Nein, "Shooting the messenger" ist etwas ganz anderes. Sicher ermöglicht die Rechtssituation das schändliche Treiben der Abmahnanwälte. Aber das rechtfertigt nicht deren Handeln. Drastisch gesagt würdest du ja auch keinen Mörder gut finden, auch wenn dieser rechtlich gedeckt wäre. Beim Menschen erwartet man eine moralische Reflexion über das eigene Handeln.
(Zum Glück habt ihr alle das gleiche gesagt. Brauch ich also nur einmal zitieren.)
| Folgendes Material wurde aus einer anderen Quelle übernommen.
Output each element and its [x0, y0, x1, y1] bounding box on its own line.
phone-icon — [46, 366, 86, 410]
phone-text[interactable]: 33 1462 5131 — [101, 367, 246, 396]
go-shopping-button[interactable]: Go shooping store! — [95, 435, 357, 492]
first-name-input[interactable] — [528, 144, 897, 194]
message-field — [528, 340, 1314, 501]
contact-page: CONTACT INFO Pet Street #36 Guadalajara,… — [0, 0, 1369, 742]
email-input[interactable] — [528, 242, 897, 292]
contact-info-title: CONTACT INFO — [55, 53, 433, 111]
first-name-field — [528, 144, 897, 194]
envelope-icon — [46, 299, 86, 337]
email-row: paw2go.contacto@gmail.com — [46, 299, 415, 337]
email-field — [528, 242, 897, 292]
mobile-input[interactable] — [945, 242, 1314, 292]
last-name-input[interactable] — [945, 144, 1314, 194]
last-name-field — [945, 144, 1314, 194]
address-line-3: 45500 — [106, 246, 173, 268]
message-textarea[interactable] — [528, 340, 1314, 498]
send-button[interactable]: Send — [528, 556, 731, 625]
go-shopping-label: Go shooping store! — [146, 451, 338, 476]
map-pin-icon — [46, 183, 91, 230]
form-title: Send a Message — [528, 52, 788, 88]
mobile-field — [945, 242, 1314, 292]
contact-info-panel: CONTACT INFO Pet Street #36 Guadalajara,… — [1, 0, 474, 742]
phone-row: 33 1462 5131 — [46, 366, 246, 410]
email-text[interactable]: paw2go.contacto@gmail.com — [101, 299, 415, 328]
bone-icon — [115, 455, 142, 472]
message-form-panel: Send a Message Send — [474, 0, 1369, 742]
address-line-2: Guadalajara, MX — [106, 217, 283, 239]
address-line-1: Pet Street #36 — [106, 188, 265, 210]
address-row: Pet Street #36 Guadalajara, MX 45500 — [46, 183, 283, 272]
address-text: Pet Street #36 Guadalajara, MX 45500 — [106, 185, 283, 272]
Ich sehe nichts unmoralisches daran, bei Rechtsvergehen Abmahnungen zu verschicken. Das ist schließlich die Aufgabe der Anwälte. Das Problem ist doch die absurde Höhe der ansetzbaren Strafgelder, und die mangelnde Bereitschaft von Gesetzgeber und Justiz, rechtliche Klarheit zu schaffen. Es ist ja auch nicht jede Abmahnung unberechtigt oder unmoralisch. Für mich sind Anwälte konzeptuell Boten der Gesetzesgewalt, und daher empfinde ich "Shooting the messenger" durchaus als angemessene Analogie.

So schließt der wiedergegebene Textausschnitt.